Takeaway: Efficiency gains often hide in your workflows, not in your payroll cuts.
Use Financial Structure as a Tool
A MedSpa owner had clean books and a solid CPA—but was overpaying the IRS by $47,000 annually. Why? Their financial lens was focused only on the past. Once we stepped in with forward-looking strategy:
She legally hired her children
Applied the Augusta Rule to rent her home to her business
Restructured her entity to reduce self-employment tax
Result: $50,000+ in tax savings—and a plan she could stick to.
Takeaway: Don’t drive your business with just the rearview mirror. You need the windshield, too.
🎥 Watch the Full Webinar Recording
Want to hear it all straight from the source? You can now watch the full “Stop the Tariff Squeeze” webinar replay. In this session, Marina walks through each strategy in detail, shares live examples, answers real-time business owner questions, and breaks down the tools you can use immediately to protect your margins and plan with confidence.
Real Business Wins with Strategic CFO Thinking
These aren’t just theories. Here’s what happens when business owners take action:
Manufacturer: Eliminated $37K/month in overtime by realigning schedules—saving nearly $500K annually
Remodeling business: Grew from $1M to $3.5M by focusing only on high-margin services
MedSpa owner: Saved $50K+ in taxes by leveraging legal deductions and smart structuring
Logistics company: Scaled from $4M to $22M because they were structurally and financially prepared before COVID hit
The 3-Step Framework to Profit Protection
Here’s the blueprint we walk every client through—regardless of industry or size:
Step 1: Identify Where You’re Exposed
Like a “You Are Here” map in a shopping mall, you need to know your pressure points before charting a course.
Ask:
Where are you bleeding cash?
Which vendors are at risk of raising prices?
Are your margins flexible or razor-thin?
Step 2: Build a Monthly Map
Ditch the 42-tab spreadsheet. Instead, use a 1-page snapshot:
Where you are (real numbers)
What might shift (light forecasting)
How to respond (what-if simulations)
This transforms your monthly reviews from reactive analysis into strategic decision-making.

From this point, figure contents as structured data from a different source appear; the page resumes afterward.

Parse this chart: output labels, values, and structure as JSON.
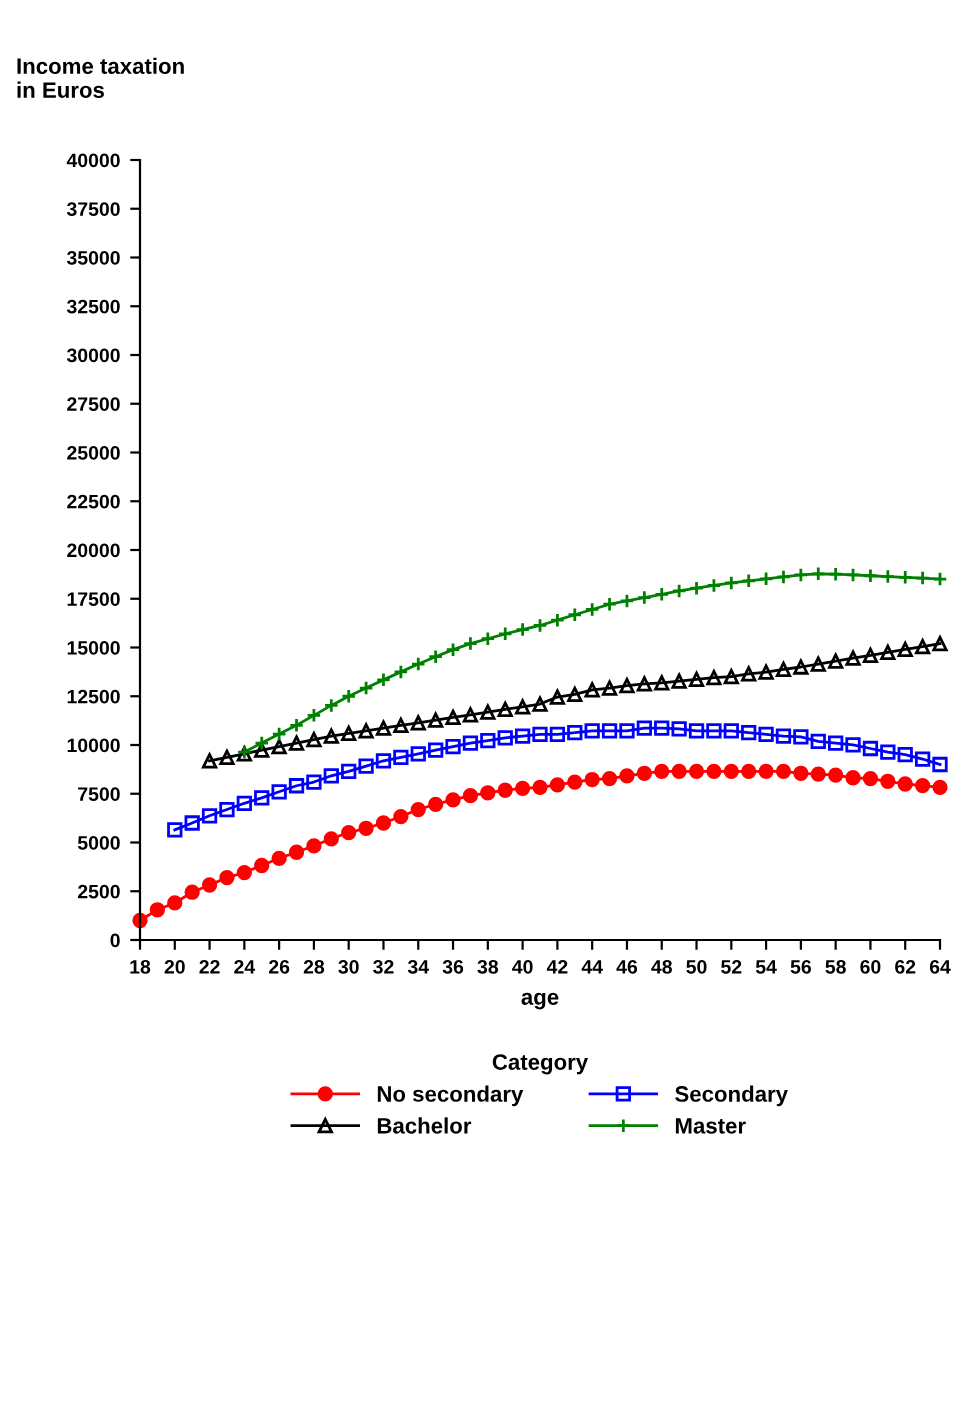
{
  "chart_data": {
    "type": "line",
    "xlabel": "age",
    "ylabel": "Income taxation\nin Euros",
    "legend_title": "Category",
    "legend": "bottom",
    "grid": false,
    "x": [
      18,
      19,
      20,
      21,
      22,
      23,
      24,
      25,
      26,
      27,
      28,
      29,
      30,
      31,
      32,
      33,
      34,
      35,
      36,
      37,
      38,
      39,
      40,
      41,
      42,
      43,
      44,
      45,
      46,
      47,
      48,
      49,
      50,
      51,
      52,
      53,
      54,
      55,
      56,
      57,
      58,
      59,
      60,
      61,
      62,
      63,
      64
    ],
    "xlim": [
      18,
      64
    ],
    "xticks": [
      18,
      20,
      22,
      24,
      26,
      28,
      30,
      32,
      34,
      36,
      38,
      40,
      42,
      44,
      46,
      48,
      50,
      52,
      54,
      56,
      58,
      60,
      62,
      64
    ],
    "ylim": [
      0,
      40000
    ],
    "yticks": [
      0,
      2500,
      5000,
      7500,
      10000,
      12500,
      15000,
      17500,
      20000,
      22500,
      25000,
      27500,
      30000,
      32500,
      35000,
      37500,
      40000
    ],
    "series": [
      {
        "name": "No secondary",
        "color": "#ff0000",
        "marker": "circle",
        "values": [
          1000,
          1550,
          1900,
          2450,
          2820,
          3200,
          3460,
          3820,
          4190,
          4500,
          4830,
          5190,
          5510,
          5730,
          6000,
          6330,
          6690,
          6960,
          7190,
          7400,
          7550,
          7680,
          7780,
          7830,
          7960,
          8100,
          8230,
          8280,
          8420,
          8550,
          8650,
          8650,
          8650,
          8650,
          8650,
          8650,
          8650,
          8650,
          8550,
          8510,
          8460,
          8320,
          8280,
          8140,
          8000,
          7920,
          7830
        ]
      },
      {
        "name": "Bachelor",
        "color": "#000000",
        "marker": "triangle",
        "values": [
          null,
          null,
          null,
          null,
          9190,
          9370,
          9550,
          9740,
          9920,
          10100,
          10280,
          10460,
          10600,
          10730,
          10870,
          11010,
          11140,
          11280,
          11420,
          11550,
          11690,
          11830,
          11960,
          12100,
          12460,
          12600,
          12830,
          12920,
          13050,
          13140,
          13190,
          13280,
          13370,
          13460,
          13510,
          13650,
          13740,
          13880,
          14000,
          14150,
          14300,
          14450,
          14600,
          14750,
          14900,
          15050,
          15200
        ]
      },
      {
        "name": "Secondary",
        "color": "#0000ff",
        "marker": "square",
        "values": [
          null,
          null,
          5650,
          6000,
          6370,
          6690,
          7010,
          7290,
          7600,
          7910,
          8100,
          8420,
          8650,
          8920,
          9190,
          9370,
          9550,
          9740,
          9920,
          10100,
          10230,
          10370,
          10460,
          10550,
          10550,
          10630,
          10730,
          10730,
          10730,
          10870,
          10870,
          10830,
          10730,
          10730,
          10730,
          10630,
          10550,
          10460,
          10420,
          10190,
          10100,
          10010,
          9820,
          9640,
          9510,
          9280,
          9000
        ]
      },
      {
        "name": "Master",
        "color": "#008000",
        "marker": "star",
        "values": [
          null,
          null,
          null,
          null,
          null,
          null,
          9640,
          10100,
          10560,
          11010,
          11520,
          12030,
          12500,
          12920,
          13340,
          13750,
          14150,
          14530,
          14890,
          15200,
          15450,
          15700,
          15920,
          16130,
          16400,
          16680,
          16950,
          17220,
          17390,
          17560,
          17730,
          17900,
          18040,
          18180,
          18310,
          18420,
          18520,
          18620,
          18720,
          18780,
          18760,
          18720,
          18680,
          18640,
          18600,
          18560,
          18510
        ]
      }
    ]
  }
}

Step 3: Use Strategy as Action
Structure your spending, legally reduce your tax liability, and make decisions based on numbers—not stress.
Use tools like:
A scoreboard: visual dashboard of cash, margins, tax exposure
A monthly action plan: clear, focused steps that adapt with your business
Simple, Legal, Underused Tax Strategies That Save Thousands
Hire your kids: Save up to $28K/year in tax deductions—perfectly legal for sole proprietors and LLCs
Use the Augusta Rule: Rent your home to your business for 14 days/year, tax-free
Restructure your entity: Moving from sole prop to S-Corp can slash your self-employment tax by thousands
You don’t need to cut harder. You need to structure smarter.